Gil Víctor A, Guallar Víctor
Joint BSC-CRG-IRB Research Program in Computational Biology, Barcelona Supercomputing Center, Jordi Girona 29, 08034 Barcelona, Spain.
Institució Catalana de Recerca i Estudis Avançats (ICREA), Passeig Lluís Companys 23, E-08010 Barcelona, Spain.
J Chem Theory Comput. 2014 Aug 12;10(8):3236-43. doi: 10.1021/ct500306s. Epub 2014 Jul 28.
Cluster analysis is becoming a relevant tool in structural bioinformatics. It allows analyzing large conformational ensembles in order to extract features or diminish redundancy, or just as a first step for other methods. Unfortunately, the successfulness of this analysis strongly depends on the data set traits, the chosen algorithm, and its parameters, which can lead to poor or even erroneous results not easily detected. In order to overcome this problem, we have developed pyProCT, a Python open source cluster analysis toolkit specially designed to be used with ensembles of biomolecule conformations. pyProCT implements an automated protocol to choose the clustering algorithm and parameters that produce the best results for a particular data set. It offers different levels of customization according to users' expertise.
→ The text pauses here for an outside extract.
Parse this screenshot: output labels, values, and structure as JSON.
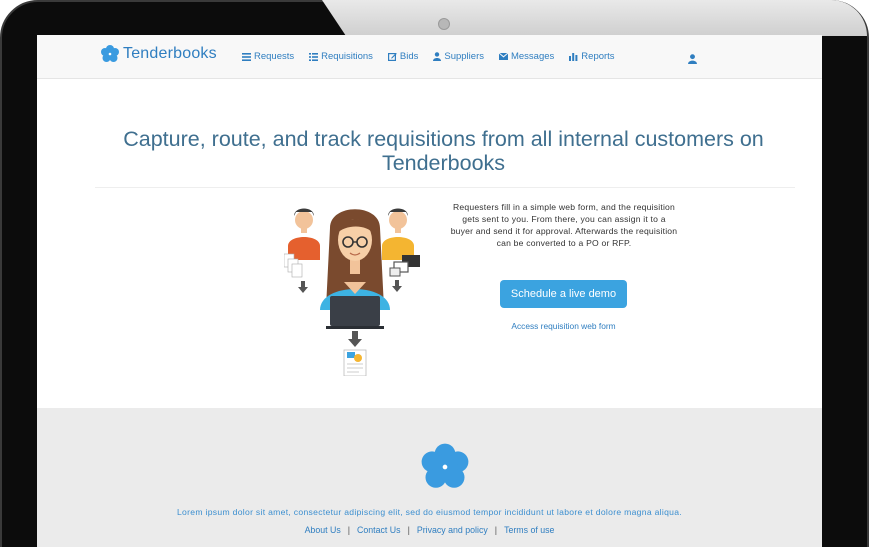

Moreover, pyProCT has been designed as a collection of interchangeable libraries, making it easier to reuse it as part of other programs.
聚类分析正成为结构生物信息学中的一种重要工具。它允许分析大型构象集合,以提取特征或减少冗余,或者仅仅作为其他方法的第一步。不幸的是,这种分析的成功很大程度上取决于数据集特征、所选算法及其参数,这可能导致不易检测到的不良甚至错误结果。为了克服这个问题,我们开发了pyProCT,这是一个专门设计用于生物分子构象集合的Python开源聚类分析工具包。pyProCT实现了一个自动协议,用于选择能为特定数据集产生最佳结果的聚类算法和参数。它根据用户的专业知识提供不同程度的定制。此外,pyProCT被设计为一个可互换库的集合,使其更易于作为其他程序的一部分进行重用。